Nine Democratic U.S. Representatives representing constituencies across the country issued a letter yesterday (December 7) insisting the Federal Communications Commission (FCC) address the disproportionate use of surveillance technology—particularly cell site simulators or "stingrays"—in communities of color.

"Given reports of systemic racial discrimination within law enforcement agencies, it is clear that there is a widespread problem of law enforcement behavior and decision-making [that] is disproportionately harming communities of color," read the letter to FCC Chairman Tom Wheeler. "This is exacerbated by the advancements in surveillance technology."

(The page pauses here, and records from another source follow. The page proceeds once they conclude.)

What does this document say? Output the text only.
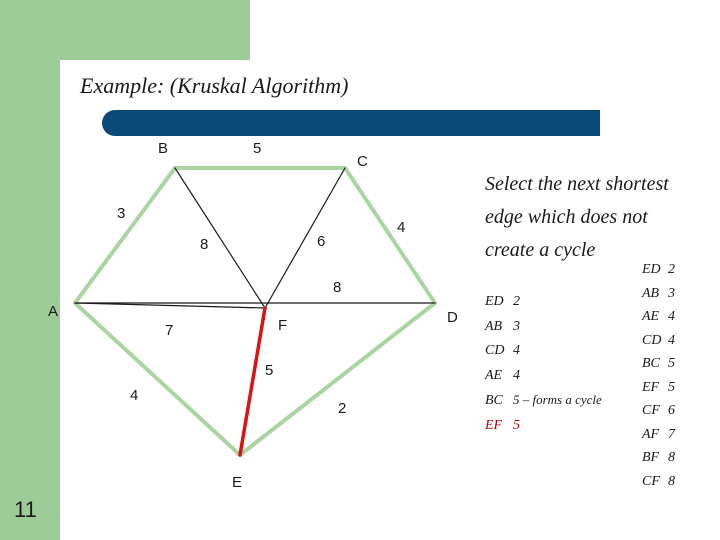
Example: (Kruskal Algorithm)
3
5
4
4
2
8	6
8
7
5
B
C
A	D
F
E
11
Select the next shortest
edge which does not
create a cycle
ED 2
AB 3
CD 4
AE 4
BC 5 – forms a cycle
EF 5
ED 2
AB 3
AE 4
CD 4
BC 5
EF 5
CF 6
AF 7
BF 8
CF 8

Of the nine represenatitves, seven—Georgia's Hank Johnson, Minnesota's Keith Ellison, Louisiana's Cedric Richmond, Florida's Alcee Hastings and California's Barbara Lee, Lucille Roybal-Allard and Michael Honda—are people of color. Johnson and Richmond serve on the House Judiciary Subcommittee on Courts, Intellectual Property and the Internet.

The letter admonishes targeted use of surveillance technology to track people of color and protests generally, and highlights stingrays specifically. Stingrays emit signals that masquerade as mobile phone towers, prompting phones in a given area to join a fake network. Data that passes through them, including location and correspondence, can then be monitored by law enforcement. "Alarmingly, these devices are reportedly used with greater frequency against people exercising their First Amendment rights, specifically people of color," read the letter.

Several advocacy organizations filed an FCC complaint in August regarding the Baltimore Police Department's admitted stingray use. "Before an incoming administration bent on denying our most fundamental freedoms gains control of these tools for mass surveillance, we hope the FCC will hear the urging of Rep. Johnson and his House colleagues to end the warrantless use of stingrays," said Brandi Collins of Color of Change, one of the organizations behind the August complaint, in an emailed statement.